娜娜瞪著眼睛,不滿地說到,“怎麼怕我說,我就是要說說怎麼樣,你還不是跟我一樣是三陪小姐嗎?有什麼資格在這裏不讓別人說話。”
顏香看著這女人,冷意一點點凝聚在身上,讓其他人都感覺到冰冷無比。
“怎麼,你是要向老板告狀嗎?那就去告,我才不怕你。”
安琪看到兩人之間的火花,連忙勸住,“娜娜不要說,她還是新人你別跟她計較。”
她也怕被老板炒,畢竟出了這樣的事情,老板隻維護顏顏,誰管她這種小蝦米。
“你呆一邊去,我就是看不慣老板偏心,我們做生做死,也沒有這樣的待遇,這個新人一來到就是作威作福,我看不慣。”娜娜憤恨地說道。
顏顏輕笑一聲,“發現你這個女人真可憐,沒人同情就罷,還找抽,活該沒人點你。”
“賤人,你說什麼?”娜娜雙手叉腰,逼近過去。
“我說你可憐,就是一條可憐蟲,沒人同情你。”她眉眼一挑,最看不慣就是這種女人。
“賤人,我非要打死你,教練你做人的道理。”娜娜生氣就一手揮過去。
顏香眼眸一緊,馬上抓住她手腕,然後聽到清脆哢嚓一聲,伴隨著娜娜的慘叫聲,“我的手,我的手好痛。”
她知道這是骨折斷裂的聲音,麵無表情地鬆手,“這是得罪我的下場。”
這裏沒人知道她身份,如果知道沒人敢得罪她。
“啊,好痛啊,快點叫救護車。”娜娜眼淚流了出來,大聲叫著旁邊的姐妹。
她們都錯愕,因為顏顏好欺負,誰知不是,每個人都退後一步。
“你現在傷了娜娜,老板不會放過你。
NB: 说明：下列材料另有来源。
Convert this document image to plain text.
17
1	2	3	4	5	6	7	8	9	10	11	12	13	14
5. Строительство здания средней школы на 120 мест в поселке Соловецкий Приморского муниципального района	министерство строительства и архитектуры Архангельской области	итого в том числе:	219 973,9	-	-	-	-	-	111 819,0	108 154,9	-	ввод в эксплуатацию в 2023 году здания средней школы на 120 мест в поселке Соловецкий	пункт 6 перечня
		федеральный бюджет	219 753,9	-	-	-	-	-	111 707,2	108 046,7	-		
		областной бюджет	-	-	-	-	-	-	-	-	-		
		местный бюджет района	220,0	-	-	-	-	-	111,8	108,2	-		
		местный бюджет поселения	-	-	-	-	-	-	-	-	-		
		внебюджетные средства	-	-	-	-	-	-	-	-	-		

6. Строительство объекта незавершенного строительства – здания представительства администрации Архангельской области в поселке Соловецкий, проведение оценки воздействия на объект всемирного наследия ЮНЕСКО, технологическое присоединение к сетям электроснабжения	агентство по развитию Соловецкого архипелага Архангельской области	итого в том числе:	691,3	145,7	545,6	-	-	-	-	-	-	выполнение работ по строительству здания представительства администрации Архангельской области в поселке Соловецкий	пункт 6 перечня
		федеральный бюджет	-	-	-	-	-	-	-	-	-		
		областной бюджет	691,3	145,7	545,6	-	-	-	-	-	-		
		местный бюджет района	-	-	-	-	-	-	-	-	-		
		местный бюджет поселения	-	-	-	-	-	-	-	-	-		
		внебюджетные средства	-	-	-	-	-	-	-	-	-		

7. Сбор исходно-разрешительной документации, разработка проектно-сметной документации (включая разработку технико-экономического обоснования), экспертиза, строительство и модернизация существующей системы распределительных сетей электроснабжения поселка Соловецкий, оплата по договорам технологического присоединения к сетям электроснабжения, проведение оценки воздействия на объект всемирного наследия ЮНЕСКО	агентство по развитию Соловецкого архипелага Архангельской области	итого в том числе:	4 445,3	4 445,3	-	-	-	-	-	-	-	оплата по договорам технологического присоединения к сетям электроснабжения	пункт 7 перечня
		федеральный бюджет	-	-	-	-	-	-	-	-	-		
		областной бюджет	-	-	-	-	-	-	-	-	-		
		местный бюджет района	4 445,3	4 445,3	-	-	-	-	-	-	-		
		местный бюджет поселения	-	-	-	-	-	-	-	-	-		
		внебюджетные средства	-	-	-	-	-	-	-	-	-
”安琪擔心地說到,畢竟是自己的好朋友受傷。
顏香冷眼望了過去,“你也想嚐試一下手斷的滋味?”
安琪馬上踉蹌退後,她不想。
“隻有我在這裏一天,你們要是想欺負我,我不會放過她,甚至讓你在這裏消失得無影無蹤。”她哼了一聲,這說話好像來自地獄般森然。
她該收斂就收斂,該教訓就教訓,要不然就被人騎在頭上,還以為她是好欺負。
雖然人在屋簷下不得不低頭,但她隻需要向謝塵低頭就夠。
顏香說完就離開,去吧台坐坐。
她真的淪落到這樣的田地,這種苦日子什麼時候才會結束,她真的不知道。
她點了杯雞尾酒,隨後一人獨自地喝了起來。
剛坐下沒多久就有人搭訕,“小姐,我請你喝酒,你想喝什麼?”
“滾,別來打擾我。”她冷眼望著對方。
對方被她強大的氣場嚇了一下就離開,“切,給臉不要臉。”
她揉著腦袋,望著五光十色的舞台,想起他們以前在一起的日子,以前的日子是多麼困難多麼危險,但是比現在開心很多。
現在不危險,但是她很不開心。
顏香腦袋浮現葉情深的樣子,想起自己的同伴,葉情深怎麼可能是她,她已經在一次任務中喪生,是自己幫她辦了喪禮,把她骨灰灑進大海裏。
不過葉情深這個人還是挺有趣,那天她出手救了葉情深,她居然還認得自己。
這是不是說明什麼問題?
她是無神論,從來隻相信科學。
“顏顏,原來你在這裏,老板找你,讓你馬上過去。”媽媽桑急忙地走過來,著急說道。
“他找我有什麼事?”她輕皺眉頭。
“你自己做了什麼事,還不知道嗎?你才剛來就弄出這麼多事,這次怕是不能在這裏呆下去。”媽媽桑歎息說道,做她們這種職業,就是要逆來順受。